I mentioned the new development to my exercise buddies Monday morning, saying, "It's done," meaning that our chances of selling our house have greatly diminished, but the minute I said that I realized I actually meant something quite different. I should have said, "I'm done. I surrender."
Sara Davidson in Leap! What Will We Do With the Rest of Our Lives? says that giving up is being defeated, but surrender is an "expansive state, something active and pulsing...You open yourself to the unknown." As I said "It's done," I felt a physical response. I could feel myself expanding and opening. I relaxed and released, as Michael Singer encourages over and over in Untethered Soul, The Journey Beyond Yourself.
I have not given up. I will continue to welcome showings whenever they are requested, but I am not waiting for them nor anticipating them. If the house sells this spring, I will be delighted and will take a deep breath and shift gears into packing mode, but I am not counting on it and instead will be surprised and pleased. No, I don't feel defeated, but rather, I surrender, and amazingly, the fruits of surrendering appeared in my life almost immediately.
I am swelling with ideas for the writing projects I have started and increased interest and energy for working on those projects. I have an idea about a group I would like to start and am swirling with thoughts about developing that. I wake up in the middle of the night wondering if it is time to get up so I can return to my desk. I feel like popcorn exploding, and I am exhilarated gathering the ideas as they burst forth. At the same time I am relaxing my tight hold on the house and my vision of a constant "showing ready" state. It is all good.
Of course, surrender is a process, and I realize there will be setbacks. My challenge will be to let go of the thought that these past months have been a waste of time. I don't like wasting time, and it will be hard for me to reframe these months into a time of inner growth and greater insight into my spiritual being. Once again I turn to my well-worn copy of The Little Book of Letting Go by Hugh Prather (What? You don't have this book?
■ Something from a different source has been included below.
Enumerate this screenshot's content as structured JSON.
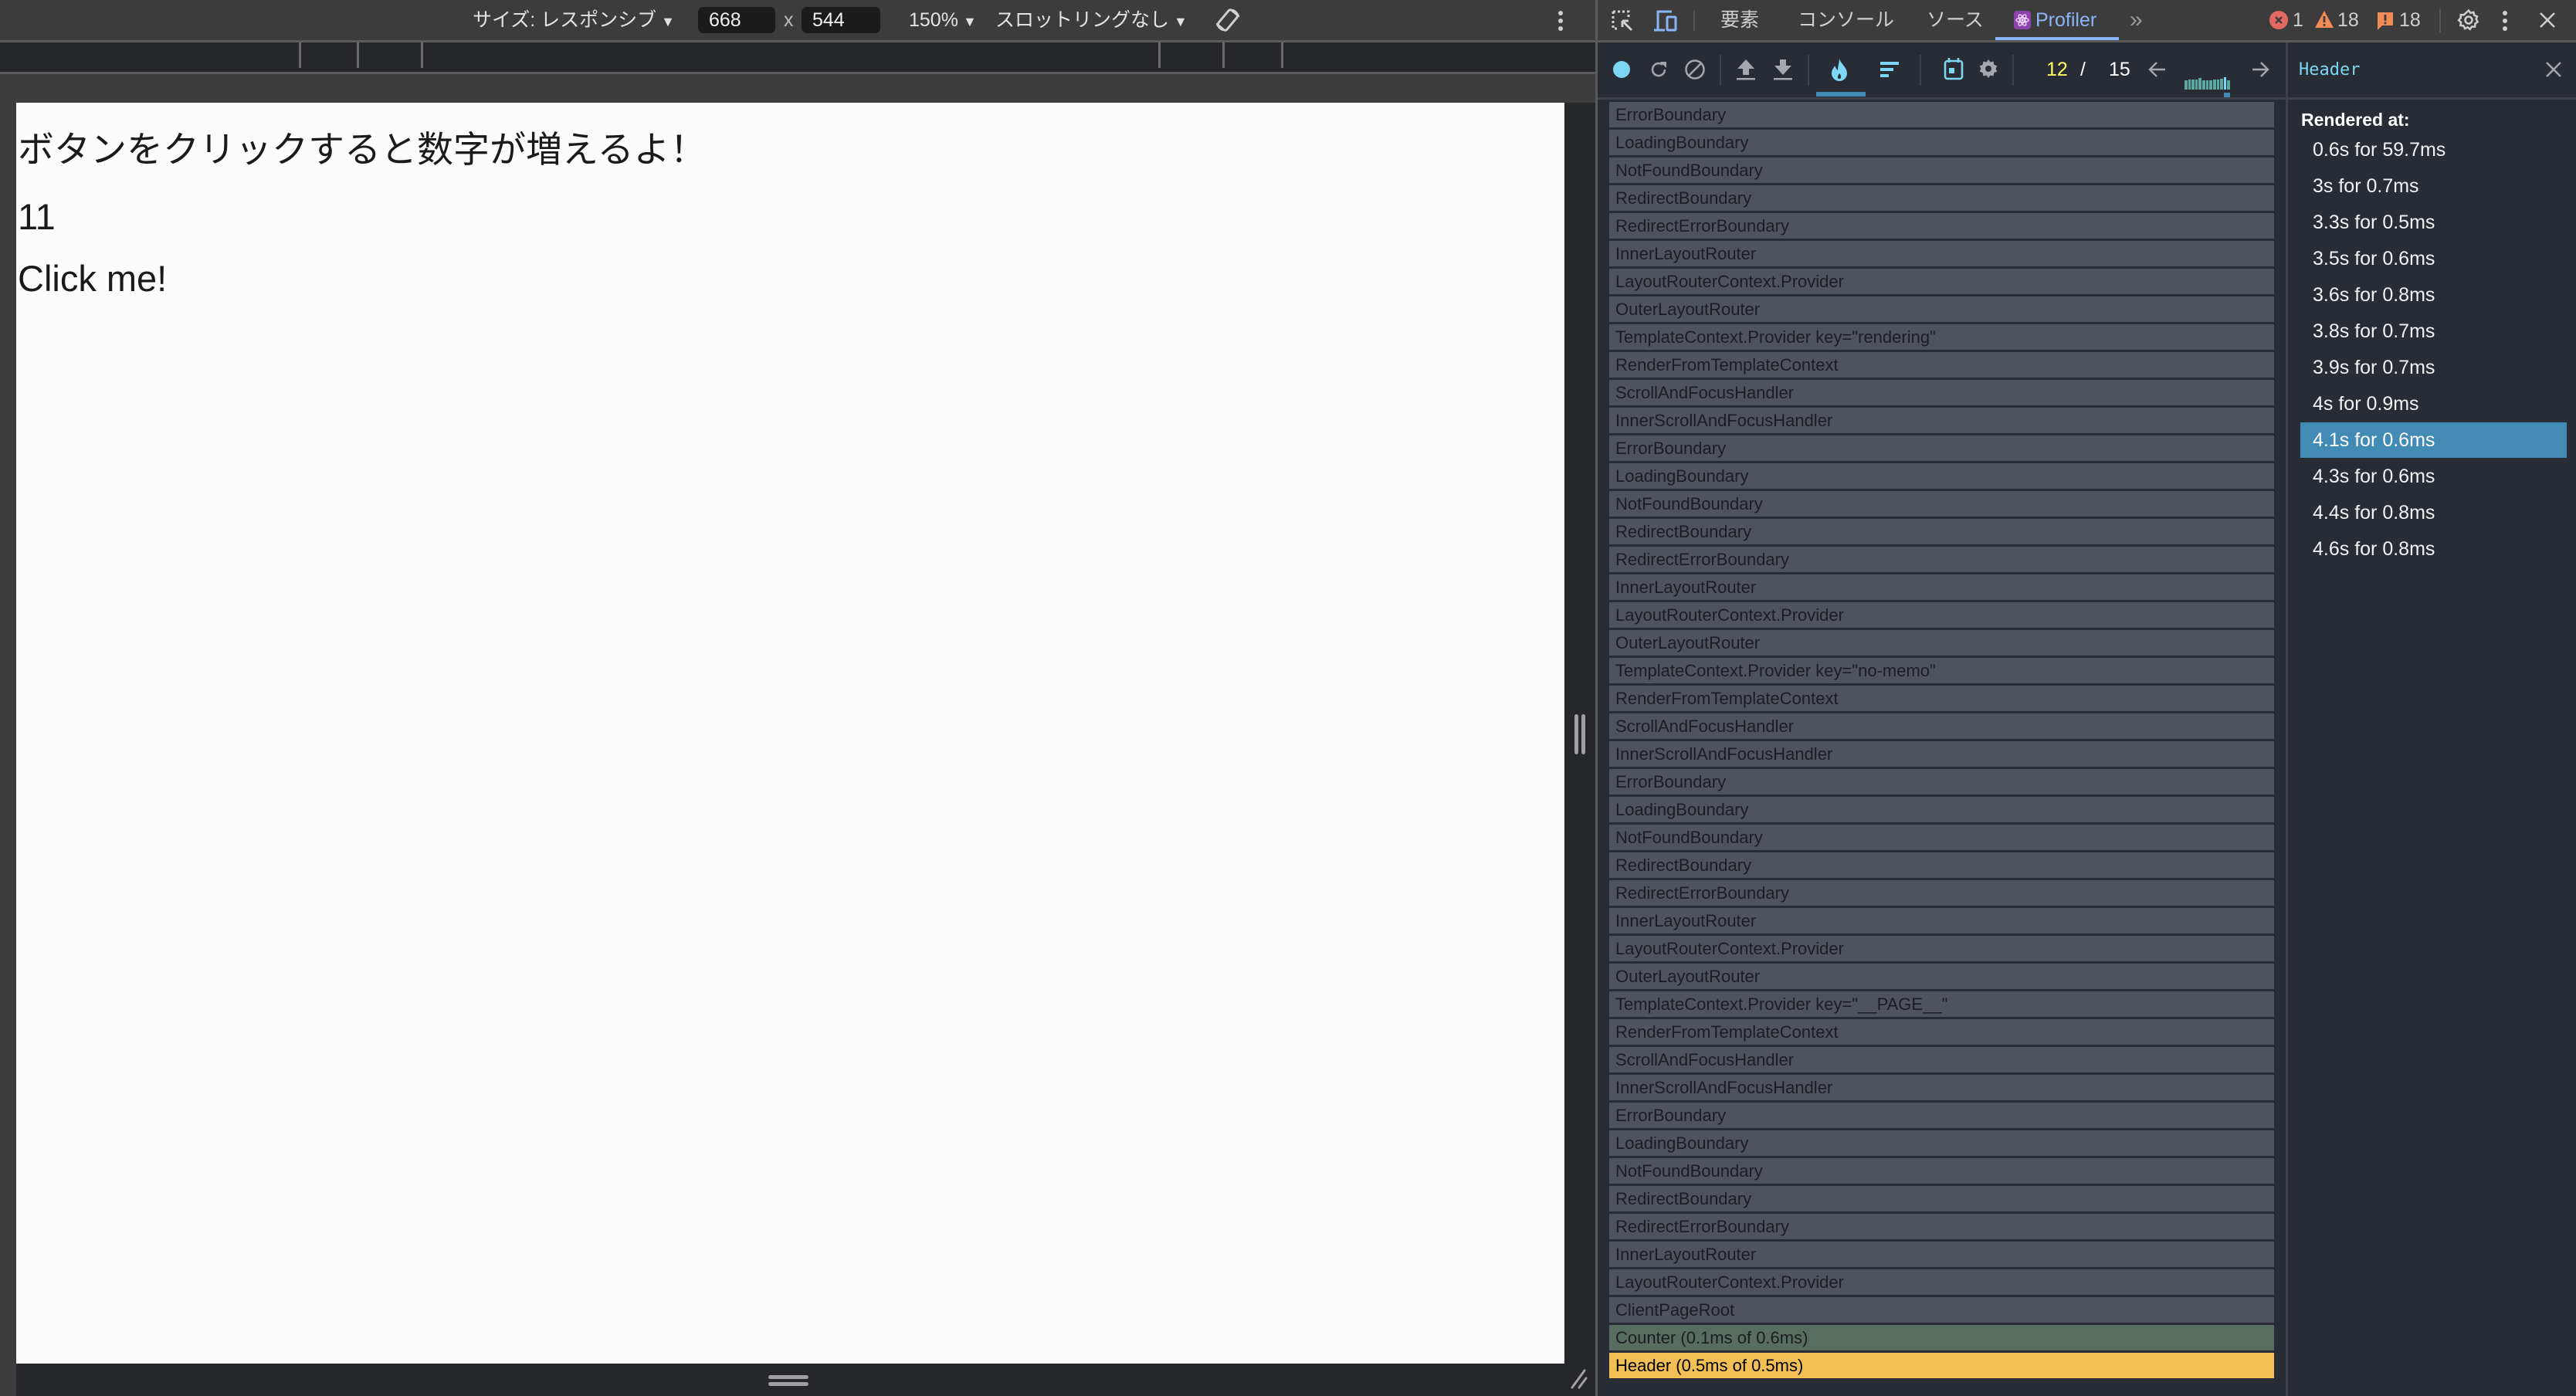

Locate it immediately!) and read this statement, one I have read and reflected on many times, "By letting go of our desire to dominate outcomes, we don't sacrifice anything real, but we do open our heart and mind to the experience of wholeness."
We are in the midst of both Passover and Holy Week. Passover is a time to express gratitude for movement towards freedom, and Holy Week leads from Christ on the cross conceding "It is finished," to resurrection and new life. Yes!
What is hovering within you waiting to be surrendered? And what new thoughts and ideas and attitudes are poised to be born through you?